Historically, there may have been a lack of advocacy for children's research because initially this was not a high priority for a young specialty, and until recently the Royal College of Physicians represented (or did not?) the needs of children on many government bodies. Funding may be difficult because of smaller numbers (for example, children with cancer) or smaller peceived public health impact (for example, children with hypertension). Both advocacy for children and paediatric academic research remain vulnerable.28 ,31However, more drug research could be conducted within the NHS.32 “Culyer money”, earmarked for research, may represent 3% of an NHS hospital's budget but it may be difficult to pinpoint the use of this money. Comparison of synthetic and natural surfactants is a good example of a pragmatic trial carried out by paediatricians in several hospitals already using and paying for these drugs,33 albeit six years after pumactant was first granted a licence. However, if the documentation, quality control, and monitoring required of a trial within the NHS is the standard demanded of a pharmaceutical company's,27 (and why should there be a difference?) then this may deter NHS research. The monitoring staff paid for by the pharmaceutical industry add considerable amounts to the cost of running a drug trial. I admire the quality of their data collection and envy their mechanisms for double checking. However, few in the universities or NHS have these resources or the profit generation to recoup them.
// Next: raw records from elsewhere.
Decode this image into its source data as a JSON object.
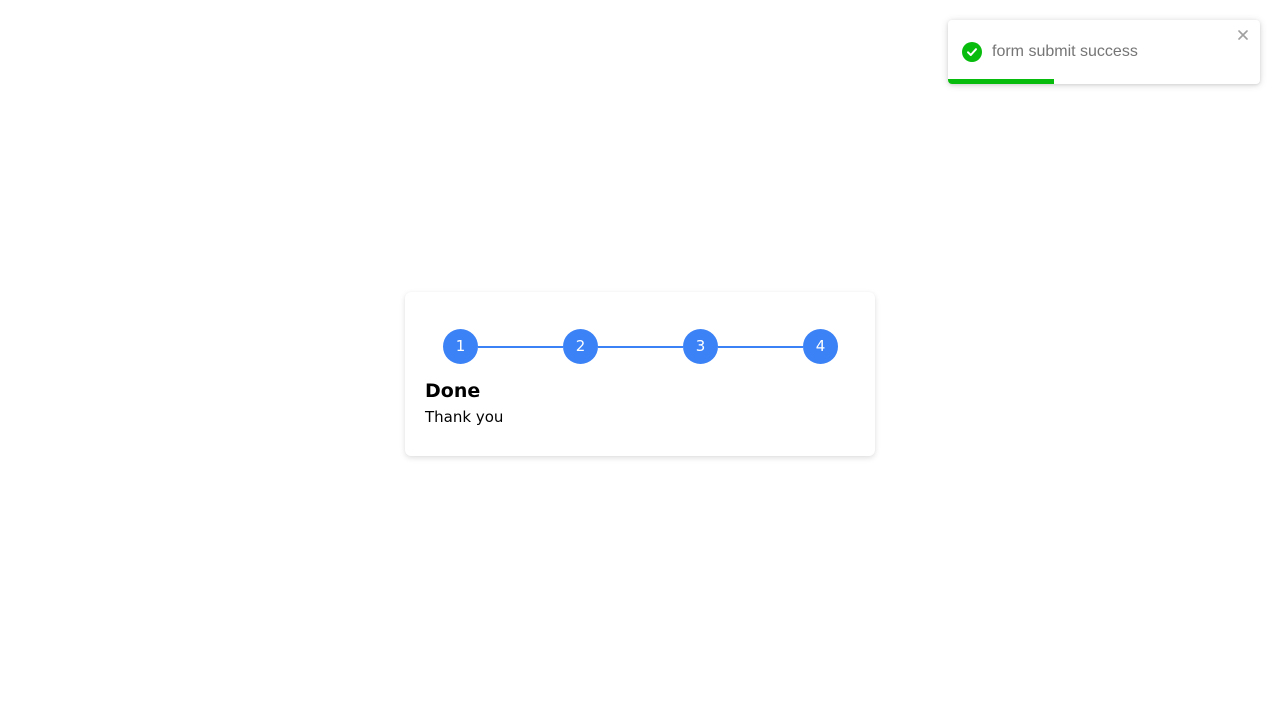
{
  "toast": {
    "message": "form submit success",
    "status": "success",
    "icon": "check-circle-icon",
    "close_icon": "close-icon",
    "accent_color": "#07bc0c",
    "progress_remaining": 0.34
  },
  "stepper": {
    "accent_color": "#3b82f6",
    "steps": [
      {
        "label": "1"
      },
      {
        "label": "2"
      },
      {
        "label": "3"
      },
      {
        "label": "4"
      }
    ]
  },
  "card": {
    "title": "Done",
    "subtitle": "Thank you"
  }
}
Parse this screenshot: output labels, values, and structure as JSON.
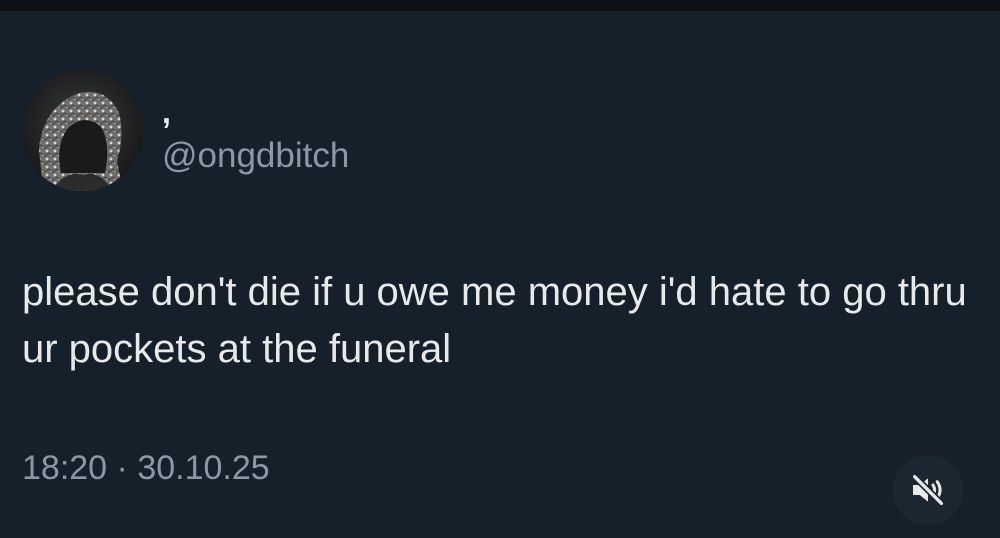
{
  "tweet": {
    "author": {
      "display_name": ",",
      "handle": "@ongdbitch",
      "avatar_icon": "hooded-figure-avatar"
    },
    "text": "please don't die if u owe me money i'd hate to go thru ur pockets at the funeral",
    "time": "18:20",
    "separator": "·",
    "date": "30.10.25"
  },
  "media_controls": {
    "mute_icon": "speaker-muted-icon"
  },
  "colors": {
    "background": "#15202b",
    "primary_text": "#e7e9ea",
    "secondary_text": "#8b98a5"
  }
}
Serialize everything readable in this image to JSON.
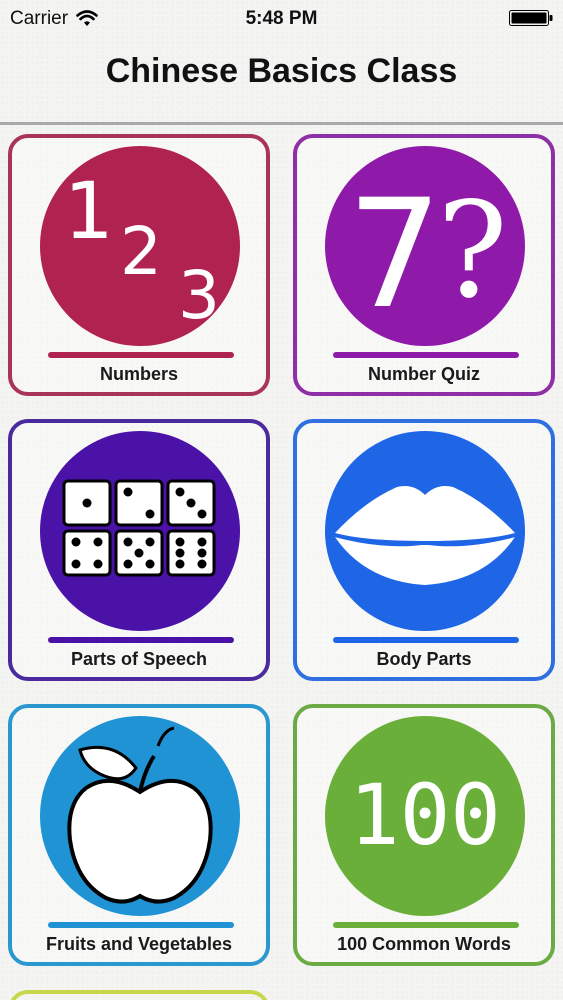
{
  "status_bar": {
    "carrier": "Carrier",
    "time": "5:48 PM"
  },
  "header": {
    "title": "Chinese Basics Class"
  },
  "tiles": [
    {
      "label": "Numbers",
      "color": "#b0224f",
      "border": "#a8345a",
      "icon": "numbers-123-icon"
    },
    {
      "label": "Number Quiz",
      "color": "#8f1aaa",
      "border": "#8e2fa8",
      "icon": "seven-question-icon"
    },
    {
      "label": "Parts of Speech",
      "color": "#4b12a8",
      "border": "#4b2a9e",
      "icon": "dice-icon"
    },
    {
      "label": "Body Parts",
      "color": "#1f66e6",
      "border": "#2f6fe0",
      "icon": "lips-icon"
    },
    {
      "label": "Fruits and Vegetables",
      "color": "#1f93d3",
      "border": "#2a97d0",
      "icon": "apple-icon"
    },
    {
      "label": "100 Common Words",
      "color": "#6aaf3a",
      "border": "#6cab43",
      "icon": "hundred-icon"
    }
  ],
  "partial_tile_color": "#c6d84a"
}
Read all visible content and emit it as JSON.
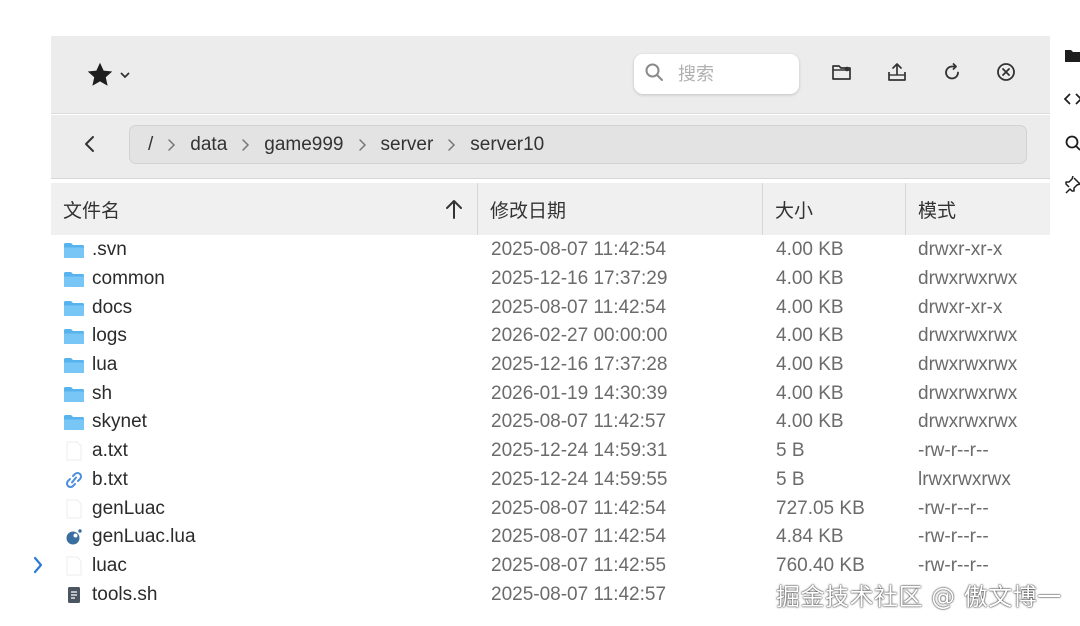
{
  "toolbar": {
    "favorites_icon": "star-icon",
    "search_placeholder": "搜索",
    "buttons": [
      "new-folder-icon",
      "upload-icon",
      "refresh-icon",
      "close-icon"
    ]
  },
  "path": {
    "segments": [
      "/",
      "data",
      "game999",
      "server",
      "server10"
    ]
  },
  "table": {
    "headers": [
      "文件名",
      "修改日期",
      "大小",
      "模式"
    ],
    "sort_column": "文件名",
    "sort_direction": "ascending",
    "rows": [
      {
        "icon": "folder-icon",
        "name": ".svn",
        "date": "2025-08-07 11:42:54",
        "size": "4.00 KB",
        "mode": "drwxr-xr-x"
      },
      {
        "icon": "folder-icon",
        "name": "common",
        "date": "2025-12-16 17:37:29",
        "size": "4.00 KB",
        "mode": "drwxrwxrwx"
      },
      {
        "icon": "folder-icon",
        "name": "docs",
        "date": "2025-08-07 11:42:54",
        "size": "4.00 KB",
        "mode": "drwxr-xr-x"
      },
      {
        "icon": "folder-icon",
        "name": "logs",
        "date": "2026-02-27 00:00:00",
        "size": "4.00 KB",
        "mode": "drwxrwxrwx"
      },
      {
        "icon": "folder-icon",
        "name": "lua",
        "date": "2025-12-16 17:37:28",
        "size": "4.00 KB",
        "mode": "drwxrwxrwx"
      },
      {
        "icon": "folder-icon",
        "name": "sh",
        "date": "2026-01-19 14:30:39",
        "size": "4.00 KB",
        "mode": "drwxrwxrwx"
      },
      {
        "icon": "folder-icon",
        "name": "skynet",
        "date": "2025-08-07 11:42:57",
        "size": "4.00 KB",
        "mode": "drwxrwxrwx"
      },
      {
        "icon": "file-icon",
        "name": "a.txt",
        "date": "2025-12-24 14:59:31",
        "size": "5 B",
        "mode": "-rw-r--r--"
      },
      {
        "icon": "link-icon",
        "name": "b.txt",
        "date": "2025-12-24 14:59:55",
        "size": "5 B",
        "mode": "lrwxrwxrwx"
      },
      {
        "icon": "file-icon",
        "name": "genLuac",
        "date": "2025-08-07 11:42:54",
        "size": "727.05 KB",
        "mode": "-rw-r--r--"
      },
      {
        "icon": "lua-icon",
        "name": "genLuac.lua",
        "date": "2025-08-07 11:42:54",
        "size": "4.84 KB",
        "mode": "-rw-r--r--"
      },
      {
        "icon": "file-icon",
        "name": "luac",
        "date": "2025-08-07 11:42:55",
        "size": "760.40 KB",
        "mode": "-rw-r--r--"
      },
      {
        "icon": "script-icon",
        "name": "tools.sh",
        "date": "2025-08-07 11:42:57",
        "size": "",
        "mode": ""
      }
    ]
  },
  "sidebar_right": [
    "folder-icon",
    "code-icon",
    "search-icon",
    "pin-icon"
  ],
  "watermark": "掘金技术社区 @ 傲文博一",
  "colors": {
    "folder": "#6cc1f2",
    "accent": "#2d7ad6",
    "toolbar_bg": "#ececec"
  }
}
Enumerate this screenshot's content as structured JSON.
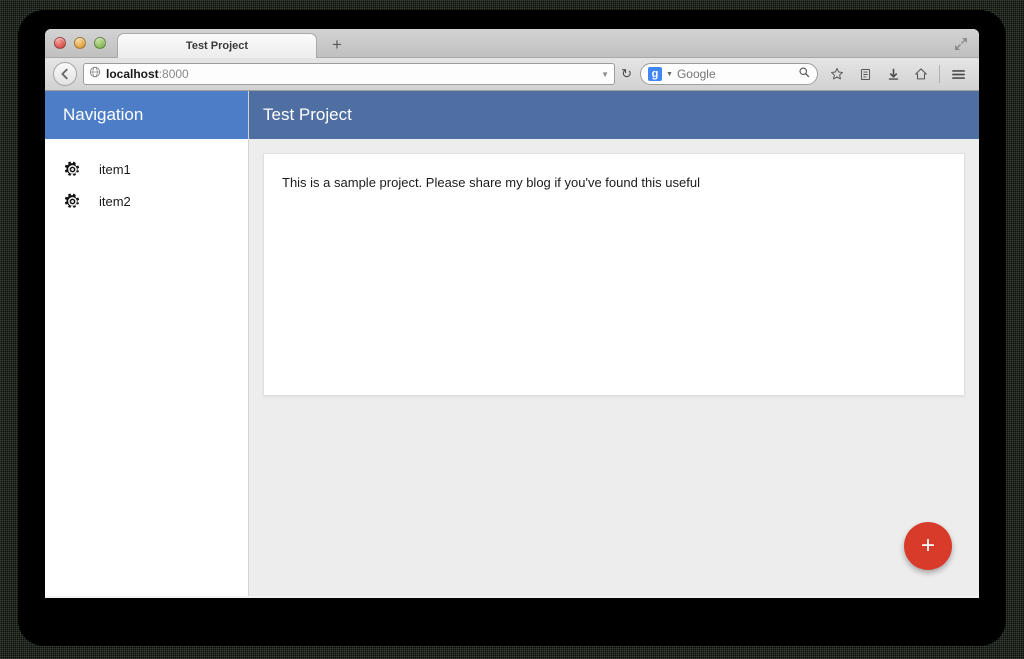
{
  "window": {
    "traffic_lights": [
      "close",
      "minimize",
      "zoom"
    ],
    "fullscreen_icon": "fullscreen-arrows-icon"
  },
  "browser": {
    "tab": {
      "title": "Test Project"
    },
    "new_tab_label": "+",
    "back_label": "←",
    "url": {
      "host": "localhost",
      "port": ":8000",
      "favicon": "globe-icon",
      "dropdown": "▼"
    },
    "reload_label": "↻",
    "search": {
      "engine_badge": "g",
      "engine_caret": "▼",
      "placeholder": "Google",
      "magnifier": "search-icon"
    },
    "toolbar_icons": [
      {
        "name": "bookmark-star-icon",
        "glyph": "☆"
      },
      {
        "name": "reading-list-icon",
        "glyph": "▤"
      },
      {
        "name": "downloads-icon",
        "glyph": "⬇"
      },
      {
        "name": "home-icon",
        "glyph": "⌂"
      },
      {
        "name": "menu-hamburger-icon",
        "glyph": "☰"
      }
    ]
  },
  "page": {
    "sidebar": {
      "title": "Navigation",
      "items": [
        {
          "label": "item1",
          "icon": "gear-icon"
        },
        {
          "label": "item2",
          "icon": "gear-icon"
        }
      ]
    },
    "main": {
      "title": "Test Project",
      "card_text": "This is a sample project. Please share my blog if you've found this useful",
      "fab_label": "+"
    }
  },
  "colors": {
    "sidebar_header": "#4d7dc7",
    "main_header": "#4f6fa3",
    "fab": "#d93b2b",
    "page_background": "#ededed"
  }
}
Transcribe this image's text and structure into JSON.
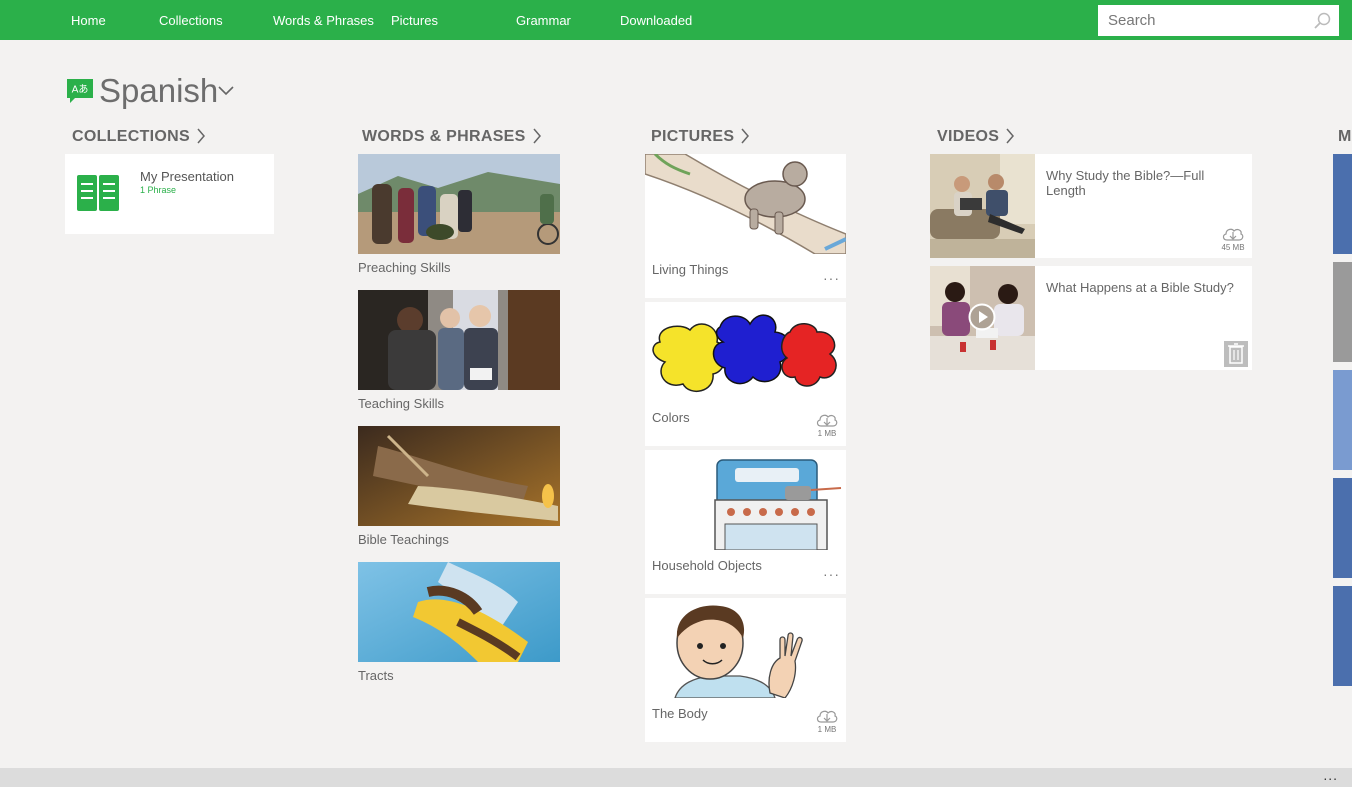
{
  "nav": {
    "items": [
      "Home",
      "Collections",
      "Words & Phrases",
      "Pictures",
      "Grammar",
      "Downloaded"
    ],
    "search_placeholder": "Search"
  },
  "language": {
    "title": "Spanish",
    "icon_text": "Aあ"
  },
  "sections": {
    "collections": "COLLECTIONS",
    "words_phrases": "WORDS & PHRASES",
    "pictures": "PICTURES",
    "videos": "VIDEOS",
    "peek": "M"
  },
  "collections": [
    {
      "name": "My Presentation",
      "count": "1 Phrase"
    }
  ],
  "words_phrases": [
    {
      "label": "Preaching Skills"
    },
    {
      "label": "Teaching Skills"
    },
    {
      "label": "Bible Teachings"
    },
    {
      "label": "Tracts"
    }
  ],
  "pictures": [
    {
      "label": "Living Things",
      "action": "more"
    },
    {
      "label": "Colors",
      "action": "download",
      "size": "1 MB"
    },
    {
      "label": "Household Objects",
      "action": "more"
    },
    {
      "label": "The Body",
      "action": "download",
      "size": "1 MB"
    }
  ],
  "videos": [
    {
      "title": "Why Study the Bible?—Full Length",
      "action": "download",
      "size": "45 MB"
    },
    {
      "title": "What Happens at a Bible Study?",
      "action": "delete"
    }
  ],
  "appbar": {
    "more": "..."
  },
  "colors": {
    "brand_green": "#2bb04a",
    "peek_blue": "#4b6fad"
  }
}
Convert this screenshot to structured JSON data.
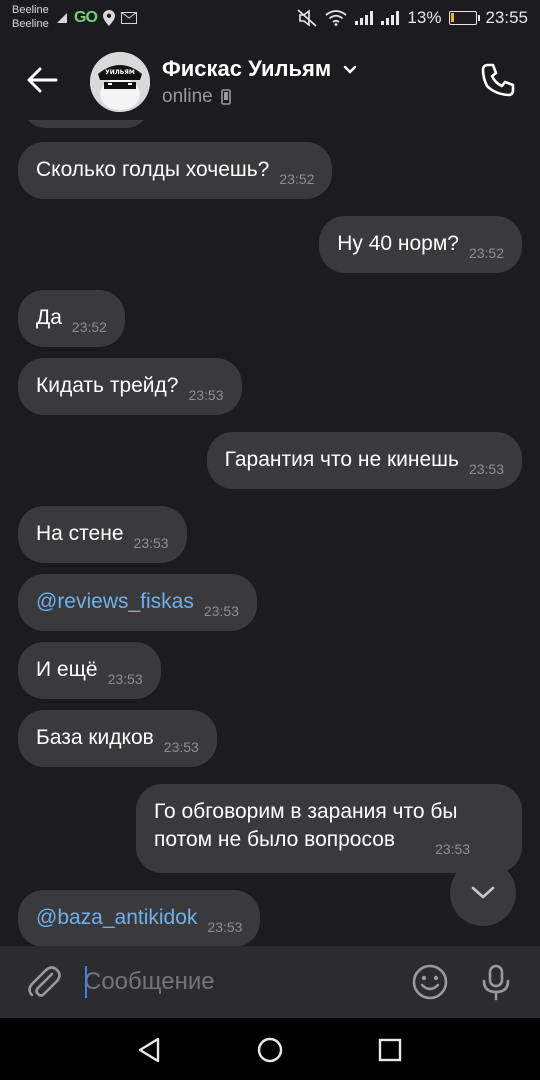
{
  "status_bar": {
    "carrier_1": "Beeline",
    "carrier_2": "Beeline",
    "go_label": "GO",
    "battery_percent": "13%",
    "battery_level": 0.13,
    "time": "23:55"
  },
  "header": {
    "contact_name": "Фискас Уильям",
    "status": "online",
    "avatar_text": "УИЛЬЯМ"
  },
  "messages": [
    {
      "text": "Сколько голды хочешь?",
      "time": "23:52",
      "direction": "in"
    },
    {
      "text": "Ну 40 норм?",
      "time": "23:52",
      "direction": "out"
    },
    {
      "text": "Да",
      "time": "23:52",
      "direction": "in"
    },
    {
      "text": "Кидать трейд?",
      "time": "23:53",
      "direction": "in"
    },
    {
      "text": "Гарантия что не кинешь",
      "time": "23:53",
      "direction": "out"
    },
    {
      "text": "На стене",
      "time": "23:53",
      "direction": "in"
    },
    {
      "text": "@reviews_fiskas",
      "time": "23:53",
      "direction": "in",
      "is_link": true
    },
    {
      "text": "И ещё",
      "time": "23:53",
      "direction": "in"
    },
    {
      "text": "База кидков",
      "time": "23:53",
      "direction": "in"
    },
    {
      "text_line_1": "Го обговорим в зарания что бы",
      "text_line_2": "потом не было вопросов",
      "time": "23:53",
      "direction": "out"
    },
    {
      "text": "@baza_antikidok",
      "time": "23:53",
      "direction": "in",
      "is_link": true
    }
  ],
  "composer": {
    "placeholder": "Сообщение"
  },
  "icons": {
    "back": "arrow-left-icon",
    "phone": "phone-icon",
    "attach": "paperclip-icon",
    "emoji": "smiley-icon",
    "mic": "microphone-icon",
    "scroll": "chevron-down-icon",
    "nav_back": "triangle-back-icon",
    "nav_home": "circle-home-icon",
    "nav_recents": "square-recents-icon"
  },
  "colors": {
    "background": "#1c1c1e",
    "bubble": "#3a3a3c",
    "link": "#6fb0ec",
    "time": "#8e8e93"
  }
}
The responsibilities of paediatricians

New legislation will not solve all these problems. Efficacy for licensing is a demonstration that the drug is superior to placebo or other drugs. A combined assessment of efficacy, safety, cost, and feasibility within the NHS is the role of the National Institute of Clinical Excellence. When research in children exists, paediatricians do not always follow this and this may be addressed not by new legislation but by clinical governance34 (Commission for Health Improvement, RCPCH, audit, local guidelines, and therapeutic committees). When large ethical trials are funded, paediatricians do not always take part to the same degree.35 In the current trial of high frequency oscillation, the percentage of eligible babies recruited varies from 27% to 86% between participating centres. No man is an island and paediatricians cannot have it both ways; “I know best” (that is, I will not follow research based guidelines) and “we know best” (the unit as a whole will not participate in a trial which the Medical Research Council sees as sufficiently worthwhile to fund36) will not do. These are all professional issues, not legislative issues, and a major challenge to a young college. Moreover, the training and practice of paediatricians in prescribing is within the remit of the College's Trainee and Continuing Professional Development schemes.

Finally, the RCPCH/NPPG Medicines Committee is assisting the Department of Health and Medicines Control Agency by prioritising which drug classes need most urgent research. If ring fenced funding for paediatric drug research and development is forthcoming, watch the pages of this and other journals to read the results and inform your practice.